J’écris de manière un peu particulière. Je n’écris pas un texte d’une seule prise de plume mais me mets dans mon bureau et me dis : je vais écrire ce chapitre. Mon écriture est tout à fait fragmentaire au niveau des idées et même de l’écriture. Ce sont des phrases qui me viennent en marchant ou en dormant. Ce sont des idées qui me suggèrent la vie d’une manière générale ; que je note. Et à partir de ces idées fondamentales, j’essaie de développer. Pour Tayeb Saddiki, le point de départ était un hommage que je lui ai rendu au théâtre national Mohammed V par le biais d’un texte de trois ou quatre pages qui a vraiment fait pleurer Tayeb Saddiki. Ce sont des écrits de Tayeb Saddiki eux-mêmes qui m’ont donné plusieurs idées sur lui et ce, à travers des aphorismes, des petites phrases que lui-même avait écrit sur des textes, et des annotations. Et en fin de compte, cela est très importantcar c’est une écriture spontanée qui donne la vraie mesure de cet homme bon. J’ai rassemblé tout ça pour en faire un livre sur trois parties : une partie où j’écris sur ma relation personnelle avec lui : comment je l’ai connais et comment s’est développée notre amitié.  Une deuxième partie sur l’œuvre à laquelle j’ai livré une étude propre à moi, puis une troisième partie traitant de la famille, la mienne en l’occurrence, parce qu’il aimait beaucoup mes filles et les adorait. Il y a un jardin secret de l’homme en question que très peu de gens connaissent. Il y a dans chacun de nous une petite perle quelque part qu’il faut tout simplement chercher parce que parfois, on ne peut voir que la noirceur et rater de remarquer le bon côté des choses à savoir, cette petite lumière qu’il faut mettre en valeur.

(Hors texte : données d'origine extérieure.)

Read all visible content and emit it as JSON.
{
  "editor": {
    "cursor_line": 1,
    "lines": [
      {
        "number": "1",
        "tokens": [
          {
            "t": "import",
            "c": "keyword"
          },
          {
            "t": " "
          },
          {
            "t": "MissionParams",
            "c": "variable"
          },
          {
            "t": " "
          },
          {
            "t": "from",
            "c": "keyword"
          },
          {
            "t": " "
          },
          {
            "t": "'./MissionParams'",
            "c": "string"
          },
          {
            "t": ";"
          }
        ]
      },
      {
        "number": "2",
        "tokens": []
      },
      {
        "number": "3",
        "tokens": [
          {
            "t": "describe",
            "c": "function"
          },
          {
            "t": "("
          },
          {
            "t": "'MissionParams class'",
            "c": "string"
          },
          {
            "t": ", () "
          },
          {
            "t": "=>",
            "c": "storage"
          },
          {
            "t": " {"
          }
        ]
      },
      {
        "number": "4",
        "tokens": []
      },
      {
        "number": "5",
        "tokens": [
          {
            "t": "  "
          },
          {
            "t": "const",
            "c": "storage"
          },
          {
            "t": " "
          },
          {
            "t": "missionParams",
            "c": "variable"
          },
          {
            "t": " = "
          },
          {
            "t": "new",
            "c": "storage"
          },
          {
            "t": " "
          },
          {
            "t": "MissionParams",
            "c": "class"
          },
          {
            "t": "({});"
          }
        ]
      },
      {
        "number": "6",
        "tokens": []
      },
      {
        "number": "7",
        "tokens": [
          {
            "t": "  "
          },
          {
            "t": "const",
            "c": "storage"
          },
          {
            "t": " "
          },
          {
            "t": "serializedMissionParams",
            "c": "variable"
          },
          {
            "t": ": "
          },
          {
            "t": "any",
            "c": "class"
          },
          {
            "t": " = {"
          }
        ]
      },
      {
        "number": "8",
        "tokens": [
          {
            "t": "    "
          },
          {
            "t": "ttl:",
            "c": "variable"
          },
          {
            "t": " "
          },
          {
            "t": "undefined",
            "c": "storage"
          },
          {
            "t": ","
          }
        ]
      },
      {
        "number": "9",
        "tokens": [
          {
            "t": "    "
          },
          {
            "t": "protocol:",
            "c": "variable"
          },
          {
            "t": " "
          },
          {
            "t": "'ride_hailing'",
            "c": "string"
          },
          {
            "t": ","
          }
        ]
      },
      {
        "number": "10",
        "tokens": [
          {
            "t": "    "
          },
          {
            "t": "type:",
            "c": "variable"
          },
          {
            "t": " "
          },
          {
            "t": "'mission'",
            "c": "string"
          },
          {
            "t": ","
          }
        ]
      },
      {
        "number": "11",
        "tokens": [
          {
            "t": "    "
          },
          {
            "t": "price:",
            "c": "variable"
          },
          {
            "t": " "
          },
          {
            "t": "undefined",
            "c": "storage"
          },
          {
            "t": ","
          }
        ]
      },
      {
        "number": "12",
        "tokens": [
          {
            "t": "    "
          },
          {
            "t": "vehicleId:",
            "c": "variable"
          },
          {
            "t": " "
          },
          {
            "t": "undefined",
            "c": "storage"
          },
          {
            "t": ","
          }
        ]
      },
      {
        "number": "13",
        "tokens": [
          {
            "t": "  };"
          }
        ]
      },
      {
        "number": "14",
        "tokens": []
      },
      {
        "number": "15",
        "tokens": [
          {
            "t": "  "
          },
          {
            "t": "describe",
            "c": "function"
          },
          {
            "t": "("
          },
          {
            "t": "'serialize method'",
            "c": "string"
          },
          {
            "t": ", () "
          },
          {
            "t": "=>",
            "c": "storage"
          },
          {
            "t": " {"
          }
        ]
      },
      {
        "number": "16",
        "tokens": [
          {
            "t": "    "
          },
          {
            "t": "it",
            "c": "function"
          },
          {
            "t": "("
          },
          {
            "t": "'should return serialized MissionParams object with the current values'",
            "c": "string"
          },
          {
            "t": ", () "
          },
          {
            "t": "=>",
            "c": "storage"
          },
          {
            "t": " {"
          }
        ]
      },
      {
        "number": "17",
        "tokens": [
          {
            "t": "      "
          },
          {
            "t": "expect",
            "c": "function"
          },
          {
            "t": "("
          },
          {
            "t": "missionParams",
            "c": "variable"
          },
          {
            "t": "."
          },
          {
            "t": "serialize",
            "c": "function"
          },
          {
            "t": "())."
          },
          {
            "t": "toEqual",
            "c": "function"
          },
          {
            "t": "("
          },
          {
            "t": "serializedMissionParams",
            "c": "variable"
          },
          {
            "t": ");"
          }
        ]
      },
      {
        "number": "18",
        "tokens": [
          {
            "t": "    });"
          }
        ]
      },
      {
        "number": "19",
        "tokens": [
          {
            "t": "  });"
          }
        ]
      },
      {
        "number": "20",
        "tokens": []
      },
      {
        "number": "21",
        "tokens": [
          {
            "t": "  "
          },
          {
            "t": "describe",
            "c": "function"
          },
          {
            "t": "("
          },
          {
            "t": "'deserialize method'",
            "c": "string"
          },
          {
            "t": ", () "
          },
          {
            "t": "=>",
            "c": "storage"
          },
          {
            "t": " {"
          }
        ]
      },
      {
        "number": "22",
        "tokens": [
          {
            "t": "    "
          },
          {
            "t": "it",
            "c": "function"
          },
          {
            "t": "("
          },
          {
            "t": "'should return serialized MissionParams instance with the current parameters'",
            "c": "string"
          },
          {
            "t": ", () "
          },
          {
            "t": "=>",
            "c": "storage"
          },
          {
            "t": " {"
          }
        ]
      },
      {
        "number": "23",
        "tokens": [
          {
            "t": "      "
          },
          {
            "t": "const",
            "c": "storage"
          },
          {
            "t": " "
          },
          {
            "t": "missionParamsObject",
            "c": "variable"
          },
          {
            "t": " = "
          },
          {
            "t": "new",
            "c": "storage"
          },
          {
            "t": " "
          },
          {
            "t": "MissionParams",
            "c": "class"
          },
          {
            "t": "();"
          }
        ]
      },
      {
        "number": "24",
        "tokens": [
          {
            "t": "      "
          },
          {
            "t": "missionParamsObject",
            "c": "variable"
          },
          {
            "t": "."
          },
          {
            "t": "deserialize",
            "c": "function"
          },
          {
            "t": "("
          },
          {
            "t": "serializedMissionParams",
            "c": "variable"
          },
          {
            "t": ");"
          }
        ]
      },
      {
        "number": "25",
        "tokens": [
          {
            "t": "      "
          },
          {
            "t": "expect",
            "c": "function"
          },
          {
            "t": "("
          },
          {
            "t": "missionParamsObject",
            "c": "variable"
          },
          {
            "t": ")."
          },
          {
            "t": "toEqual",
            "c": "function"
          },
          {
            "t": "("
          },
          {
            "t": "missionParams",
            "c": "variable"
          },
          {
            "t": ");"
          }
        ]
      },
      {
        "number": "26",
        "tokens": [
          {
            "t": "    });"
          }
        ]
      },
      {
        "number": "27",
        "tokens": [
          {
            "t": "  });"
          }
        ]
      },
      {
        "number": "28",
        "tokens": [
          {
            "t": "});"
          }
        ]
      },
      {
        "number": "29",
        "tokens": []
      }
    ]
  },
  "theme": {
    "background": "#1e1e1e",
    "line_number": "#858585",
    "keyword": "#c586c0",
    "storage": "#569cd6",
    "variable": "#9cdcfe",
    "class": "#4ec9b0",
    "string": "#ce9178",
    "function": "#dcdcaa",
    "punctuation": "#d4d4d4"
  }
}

En tant que chercheur de longue date dans le théâtre marocain. Où résident effectivement la force et l’originalité de Tayeb Saddiki?

Dans l’œuvre de Tayeb Saddiki, il y a d’abord une formation solide. Donc une connaissance, une vraie connaissance au niveau de la synographie et du texte. Bref, une connaissance profonde de toutes les composantes du texte théâtral parce qu’il a été l’élève de grands experts du 4ème Art, comme André Voisin, Abdessamad Kenfaoui …En gros, il a une maîtrise du métier. Ensuite, il y a sa propre vie, son histoire à lui. Il est issu d’une grande famille d’intellectuels et de poètes. Puis il y a sa propre personne ; c’est quelqu’un qui veut être le premier, le plus fort. Donc il y a ce côté opportuniste chez lui.  Il est à l’écoute de ce qui se fait, de ce qui se cherche par exemple au niveau de l’utilisation du patrimoine ; il n’est pas le seul, ni le premier. Il y a Saadallah Wannous et d’autres qui ont travaillé sur le patrimoine. Et lui, assistait à ces colloques. Il était le premier à matérialiser le patrimoine au niveau théâtral. Il a construit des œuvres comme «Almakamat», comme «El Harraz». Il y a un travail de fond, de réflexion sur le théâtre. Ce n’est pas quelqu’un comme la plupart, chez nous maintenant et avant, qui fait du théâtre sans réflexion, sans ligne directrice au niveau de son travail et sans le sens de l’esthétique. Tayeb est l’un des rares à avoir réfléchi sur le théâtre.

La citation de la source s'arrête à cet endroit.